Poll: Has heroin use risen significantly in Saugerties?

One Saugerties resident, “Jennifer,” was willing to tell us her personal story under an assumed name.

“My son [age 19] and his girlfriend were really involved with pills and heroin up until Christmas, when we did an intervention,” she said. “I sent my son out to California to live with his sister. It is of epidemic proportions here in Woodstock and Saugerties.”

Jennifer says that prescription opiates likely led her son to heroin. “I think it starts with kids stealing oxycodone from their parents and then they move on to snorting heroin because it’s so cheap. He didn’t take the pills from me, but a lot of his friends had access to them from parents.”
Delaney says that heroin is often easier to access than pills.

One anonymous recovered user, “Jane,” from the Kingston area, explains how dealing and addiction go hand-in-hand.

“When I used to buy pills, my dealer would always give me the lowdown on whomever we were going to meet up with to buy them from. He was able to get better deals from the people with heroin addictions.

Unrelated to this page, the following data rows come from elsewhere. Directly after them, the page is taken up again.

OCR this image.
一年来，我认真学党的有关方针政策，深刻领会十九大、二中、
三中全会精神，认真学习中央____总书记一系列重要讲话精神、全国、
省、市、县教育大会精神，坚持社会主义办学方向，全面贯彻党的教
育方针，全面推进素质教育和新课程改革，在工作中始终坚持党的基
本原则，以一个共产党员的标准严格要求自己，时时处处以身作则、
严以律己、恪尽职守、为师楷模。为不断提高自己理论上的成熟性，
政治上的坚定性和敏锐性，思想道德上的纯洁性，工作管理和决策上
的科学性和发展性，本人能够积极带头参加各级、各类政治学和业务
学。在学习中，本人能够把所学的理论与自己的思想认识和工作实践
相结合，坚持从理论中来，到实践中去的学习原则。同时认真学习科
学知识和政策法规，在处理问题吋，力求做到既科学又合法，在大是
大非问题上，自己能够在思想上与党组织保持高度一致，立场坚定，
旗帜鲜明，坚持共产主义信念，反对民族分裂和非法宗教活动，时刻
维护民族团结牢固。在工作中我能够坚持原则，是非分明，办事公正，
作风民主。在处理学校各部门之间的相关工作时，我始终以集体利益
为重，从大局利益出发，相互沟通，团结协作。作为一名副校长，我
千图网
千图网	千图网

At least 75 percent of the people who had prescriptions for painkillers no longer took said meds. They sold their meds to buy heroin.”

In an interview earlier this year, Police Chief Joseph Sinagra said he didn’t believe Saugerties had more or less of a drug problem than neighboring communities, but acknowledged that the area as a whole had seen an increase in recent years. He said the department would be concentrating on the drug issue throughout 2014 and would have more Saugerties-specific information at year’s end.

What should we do?

Those we spoke with — some with direct experience with addiction, others without — felt the solution to the problem would need to include more than enforcement of drug laws.

“I would love to get involved or try to start some kind of local movement of parents and concerned people,” said Jennifer.

Currently, the nearest support group for family members of addicts, Nar-Anon, does not meet any closer than Albany or New Paltz.

Traditional treatment for opiate addiction often involves opiate-replacement with drugs like suboxone and methadone. Saugerties resident Brandy Berndt says it’s not enough. “I have experienced firsthand individuals battling opiate addiction,” she said. “Rehab facilities replace their addiction to opiates with yet another highly addictive treatment. They need to spend more time rehabilitating individuals in order to live a clean life (sober living facilities, proper counseling, etc).”

Saugerties resident Marjorie Block said more mental health services should be available because many addicts are self-medicating.

West Saugerties resident Stephanie Todd disagrees. “I do not think the two (mental health and addiction) are necessarily connected, although there is probably some overlap. Correlation isn’t causation.” Todd agrees that education, in the form of “increased awareness” is important. She also calls for a public health outreach initiative that includes clean needle exchanges for those that inject heroin.

Saugerties resident Sarah Dahman works at a substance abuse rehabilitation facility. She also recently lost a 23-year-old relative to a heroin overdose. Dahman thinks the stigma around addiction needs to be lifted and that a cultural shift needs to happen that recognizes addiction as a disease like any other.

“I think it would really benefit Saugerties to develop a stronger relationship with Family of Woodstock,” she said. “They have walk-in centers in Kingston, Woodstock, New Paltz, and Ellenville, but not Saugerties.”

Resident Heather Scarselli Dodd believes if more people with addiction tell their stories it will help to deter others from picking up an addiction.